Rep. Tina Liebling said the repeal, which effectively ended a requirement for nonprofit HMOs to use their assets for health care, was slipped into a larger insurance bill late in the 2017 session, when Republicans controlled both chambers, and its origin remains a mystery.

“I’ve asked many people, ’Who asked for that provision to be repealed?’” said Liebling, a Rochester Democrat who chairs a health and human services finance committee. “I’ve gotten no answer from anyone. Nobody wants to take responsibility for having asked to repeal that language.”

A two-year moratorium on nonprofit HMOs converting themselves into for-profit plans runs out July 1. Language to guard against the feared effects and restore the ban on for-profit HMOs is part of a broad health and human services bill that will be debated on the House floor Wednesday.

“Minnesota and Minnesota’s taxpayers stand to lose a lot of accumulated assets that are about to walk out the door if we don’t do something about it this session,” Liebling said.

Liebling said they want to prevent a repeat of what happened after the 2017 bill became law, when one of Minnesota’s biggest insurers, Medica, transferred $120 million from its nonprofit Minnesota HMO to its for-profit operations elsewhere. Minnesota regulators approved the transfer, given the new law.

Ellison said he couldn’t comment on whether he might try to claw back that money but his office “is extremely well aware of this issue” and is looking into it.
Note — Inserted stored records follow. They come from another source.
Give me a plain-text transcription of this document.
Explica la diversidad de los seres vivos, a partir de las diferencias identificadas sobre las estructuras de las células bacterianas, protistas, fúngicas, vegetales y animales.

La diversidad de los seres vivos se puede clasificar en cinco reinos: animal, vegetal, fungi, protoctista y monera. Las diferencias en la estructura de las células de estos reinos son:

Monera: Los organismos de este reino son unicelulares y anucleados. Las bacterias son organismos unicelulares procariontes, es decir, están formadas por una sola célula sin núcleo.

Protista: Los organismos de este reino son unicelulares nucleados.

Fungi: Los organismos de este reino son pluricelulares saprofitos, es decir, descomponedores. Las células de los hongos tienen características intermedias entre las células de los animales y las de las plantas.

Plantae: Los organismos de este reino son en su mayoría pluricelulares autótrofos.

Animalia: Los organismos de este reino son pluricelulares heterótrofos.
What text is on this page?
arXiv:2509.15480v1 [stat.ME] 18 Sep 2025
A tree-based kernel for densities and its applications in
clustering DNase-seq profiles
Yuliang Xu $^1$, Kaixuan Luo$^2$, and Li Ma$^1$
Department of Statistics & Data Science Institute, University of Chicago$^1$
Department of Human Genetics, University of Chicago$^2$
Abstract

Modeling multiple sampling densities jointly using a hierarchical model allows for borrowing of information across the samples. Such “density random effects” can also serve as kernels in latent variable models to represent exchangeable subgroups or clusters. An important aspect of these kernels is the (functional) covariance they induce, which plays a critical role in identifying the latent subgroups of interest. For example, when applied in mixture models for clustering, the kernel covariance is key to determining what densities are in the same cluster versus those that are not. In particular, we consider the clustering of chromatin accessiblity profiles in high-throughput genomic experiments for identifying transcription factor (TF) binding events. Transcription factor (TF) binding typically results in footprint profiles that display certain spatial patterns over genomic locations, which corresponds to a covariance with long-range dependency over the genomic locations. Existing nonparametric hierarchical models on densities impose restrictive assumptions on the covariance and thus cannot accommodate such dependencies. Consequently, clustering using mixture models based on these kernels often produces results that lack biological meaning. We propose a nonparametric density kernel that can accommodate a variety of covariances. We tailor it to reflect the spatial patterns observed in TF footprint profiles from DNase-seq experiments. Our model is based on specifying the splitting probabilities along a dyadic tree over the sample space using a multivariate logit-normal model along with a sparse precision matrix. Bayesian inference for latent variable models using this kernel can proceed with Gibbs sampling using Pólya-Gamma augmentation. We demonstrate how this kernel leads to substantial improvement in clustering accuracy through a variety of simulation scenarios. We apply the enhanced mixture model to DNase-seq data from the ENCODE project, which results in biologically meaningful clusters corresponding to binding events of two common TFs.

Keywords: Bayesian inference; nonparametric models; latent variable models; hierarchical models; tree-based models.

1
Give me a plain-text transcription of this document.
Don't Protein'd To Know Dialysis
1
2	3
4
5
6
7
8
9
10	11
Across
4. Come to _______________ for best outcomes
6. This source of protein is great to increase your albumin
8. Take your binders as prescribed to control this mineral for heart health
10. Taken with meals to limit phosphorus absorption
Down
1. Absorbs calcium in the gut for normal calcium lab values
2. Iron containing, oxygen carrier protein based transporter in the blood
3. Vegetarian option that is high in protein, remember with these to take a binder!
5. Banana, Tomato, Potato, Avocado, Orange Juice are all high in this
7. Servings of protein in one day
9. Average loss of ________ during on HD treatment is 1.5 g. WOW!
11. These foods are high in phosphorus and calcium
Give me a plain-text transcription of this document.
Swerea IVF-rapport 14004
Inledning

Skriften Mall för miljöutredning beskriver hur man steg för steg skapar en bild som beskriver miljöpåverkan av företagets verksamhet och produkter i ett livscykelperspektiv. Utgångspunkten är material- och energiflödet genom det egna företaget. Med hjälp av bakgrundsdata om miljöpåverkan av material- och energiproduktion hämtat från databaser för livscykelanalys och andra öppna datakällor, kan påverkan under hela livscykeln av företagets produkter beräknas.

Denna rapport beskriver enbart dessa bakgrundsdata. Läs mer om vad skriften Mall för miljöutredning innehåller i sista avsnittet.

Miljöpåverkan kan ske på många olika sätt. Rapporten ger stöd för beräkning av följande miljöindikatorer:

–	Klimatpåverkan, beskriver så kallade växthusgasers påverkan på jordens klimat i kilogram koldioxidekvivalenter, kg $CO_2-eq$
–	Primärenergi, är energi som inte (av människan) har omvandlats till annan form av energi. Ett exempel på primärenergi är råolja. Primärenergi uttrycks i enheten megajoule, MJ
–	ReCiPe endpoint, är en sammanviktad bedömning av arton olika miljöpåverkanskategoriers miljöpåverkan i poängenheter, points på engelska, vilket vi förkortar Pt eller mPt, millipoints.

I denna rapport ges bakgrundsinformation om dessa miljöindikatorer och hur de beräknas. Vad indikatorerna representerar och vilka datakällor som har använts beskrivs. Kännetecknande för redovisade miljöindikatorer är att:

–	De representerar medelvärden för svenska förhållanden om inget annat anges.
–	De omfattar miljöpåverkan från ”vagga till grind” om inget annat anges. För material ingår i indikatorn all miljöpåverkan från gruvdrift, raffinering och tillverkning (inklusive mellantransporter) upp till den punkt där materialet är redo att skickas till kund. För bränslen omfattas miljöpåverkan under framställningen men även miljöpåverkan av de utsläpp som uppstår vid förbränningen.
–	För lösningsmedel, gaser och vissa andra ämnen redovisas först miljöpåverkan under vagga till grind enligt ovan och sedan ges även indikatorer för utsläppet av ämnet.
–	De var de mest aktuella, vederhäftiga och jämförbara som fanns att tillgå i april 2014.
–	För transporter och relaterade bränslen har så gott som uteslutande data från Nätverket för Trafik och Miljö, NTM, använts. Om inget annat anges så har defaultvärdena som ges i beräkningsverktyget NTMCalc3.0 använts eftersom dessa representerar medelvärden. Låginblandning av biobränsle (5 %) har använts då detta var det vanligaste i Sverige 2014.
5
The Minnesota Council of Health Plans has expressed concern about the new legislation. Pat Riley, the group’s interim CEO, said none of her members are contemplating converting to for-profit plans, and they support extending the moratorium on conversions, as the legislation would do. But she said they want a level playing field if any for-profit plans start offering plans in Minnesota, so that all provisions that apply to nonprofits also apply to for-profits.